The past week has been a tumultuous one.  On Monday, I was laid off from my job with little to no hope of returning.  About a quarter of the company was laid off due to the extremely weak global market in our industry combined with pervasive mismanagement across the board.  Still, I valued and relied upon my job to support myself and provide a home for myself & my dogs (all three of us have chronic medical conditions).  It came as a shock that I was eliminated simply because I lacked seniority; I had expanded my job (which was extremely easy and only took a few hours of the day) to tracking all of our parts & raw materials orders for purchasing (which in addition to working with vendors involved working closely with the project manager & project engineers).  Basically they got two positions filled for the price of one.  If they truly intend to salvage and save the company with financial cost being the bottom line (and the reason so many were laid off), they would have been wise to keep such a hard-working and valuable employee.  Ah well... like I said, the company is badly run from stem to stern.

Okay, enough about that.

Wednesday was a deeply saddening day.  I wrote about Rusty, the older German shorthaired pointer that I would be fostering to determine the severity of his health and/or behaviour issues.  Thankfully once his very long nails were clipped he got around much better with only moderate osteo-arthritic stiffness.  However, upon examining his teeth I found that he was much older than the 9 years we were told when we rescued him last May.  I estimated his age to be anywhere from 12 to 16.  His back teeth were worn almost to the gumline and the front were ground down considerably so that he had a difficult time chewing dry food.  His most notable symptom was that he was easily disoriented and when confused would stand there and cry pitifully unless someone was there to talk to him & calm him down.  Even after spending several days with him (during which I was home most of the time), I don't believe he even recognized me; I was merely a reassuring presence when he became frightened and confused.  Because of the severity of his dementia we made the decision to have him humanely euthanized.  While that is always a heartbreaking decision to have to make, his quality of life was so poor that giving him a release from that constant suffering was the most compassionate gift I could give him.  RIP sweet Rusty.

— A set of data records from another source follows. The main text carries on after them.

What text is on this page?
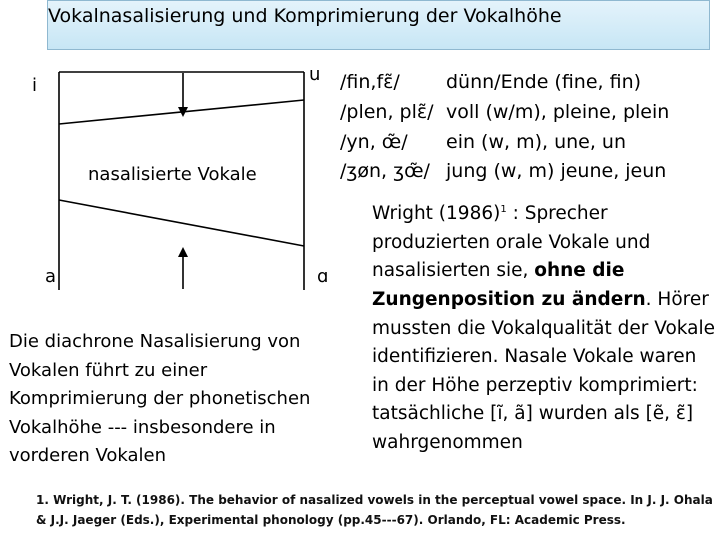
Vokalnasalisierung und Komprimierung der Vokalhöhe
i
u
a	ɑ
nasalisierte Vokale
/fin,fɛ̃/ dünn/Ende (fine, fin)
/plen, plɛ̃/ voll (w/m), pleine, plein
/yn, œ̃/ ein (w, m), une, un
/ʒøn, ʒœ̃/ jung (w, m) jeune, jeun
Wright $(1986)^1$ : Sprecher produzierten orale Vokale und nasalisierten sie, ohne die Zungenposition zu ändern. Hörer mussten die Vokalqualität der Vokale identifizieren. Nasale Vokale waren in der Höhe perzeptiv komprimiert: tatsächliche [ĩ, ã] wurden als [ẽ, ɛ̃] wahrgenommen
Die diachrone Nasalisierung von Vokalen führt zu einer Komprimierung der phonetischen Vokalhöhe --- insbesondere in vorderen Vokalen
1. Wright, J. T. (1986). The behavior of nasalized vowels in the perceptual vowel space. In J. J. Ohala & J.J. Jaeger (Eds.), Experimental phonology (pp.45---67). Orlando, FL: Academic Press.
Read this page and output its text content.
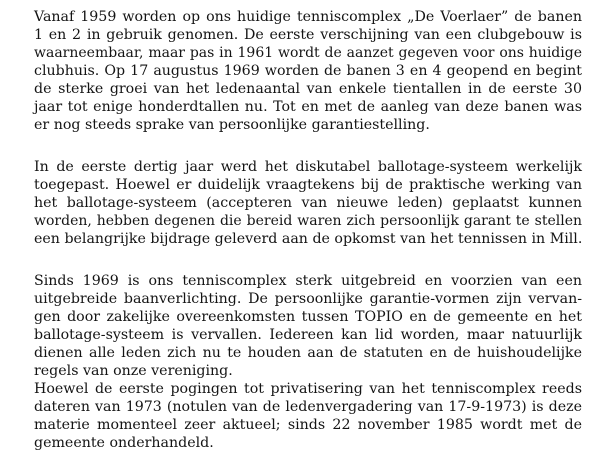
Vanaf 1959 worden op ons huidige tenniscomplex „De Voerlaer” de banen

1 en 2 in gebruik genomen. De eerste verschijning van een clubgebouw is

waarneembaar, maar pas in 1961 wordt de aanzet gegeven voor ons huidige

clubhuis. Op 17 augustus 1969 worden de banen 3 en 4 geopend en begint

de sterke groei van het ledenaantal van enkele tientallen in de eerste 30

jaar tot enige honderdtallen nu. Tot en met de aanleg van deze banen was

er nog steeds sprake van persoonlijke garantiestelling.

In de eerste dertig jaar werd het diskutabel ballotage-systeem werkelijk

toegepast. Hoewel er duidelijk vraagtekens bij de praktische werking van

het ballotage-systeem (accepteren van nieuwe leden) geplaatst kunnen

worden, hebben degenen die bereid waren zich persoonlijk garant te stellen

een belangrijke bijdrage geleverd aan de opkomst van het tennissen in Mill.

Sinds 1969 is ons tenniscomplex sterk uitgebreid en voorzien van een

uitgebreide baanverlichting. De persoonlijke garantie-vormen zijn vervan-

gen door zakelijke overeenkomsten tussen TOPIO en de gemeente en het

ballotage-systeem is vervallen. Iedereen kan lid worden, maar natuurlijk

dienen alle leden zich nu te houden aan de statuten en de huishoudelijke

regels van onze vereniging.

Hoewel de eerste pogingen tot privatisering van het tenniscomplex reeds

dateren van 1973 (notulen van de ledenvergadering van 17-9-1973) is deze

materie momenteel zeer aktueel; sinds 22 november 1985 wordt met de

gemeente onderhandeld.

The rest of my week was consumed with Thanksgiving and the weekend was mostly spent cleaning, reorganizing and decorating my home for Christmas (my favourite holiday).

Last night I went for a run with R. for the first time in a week.  I really surprised myself by running 10 minutes with only a 3 minute rest, then running a quick 7 minutes followed by a nice long cool down walk!  While I've given up the C25K program, I plan to still run twice a week (with R. or Gatsby or both) and then do yoga, Zumba, and bike around town the rest of the time.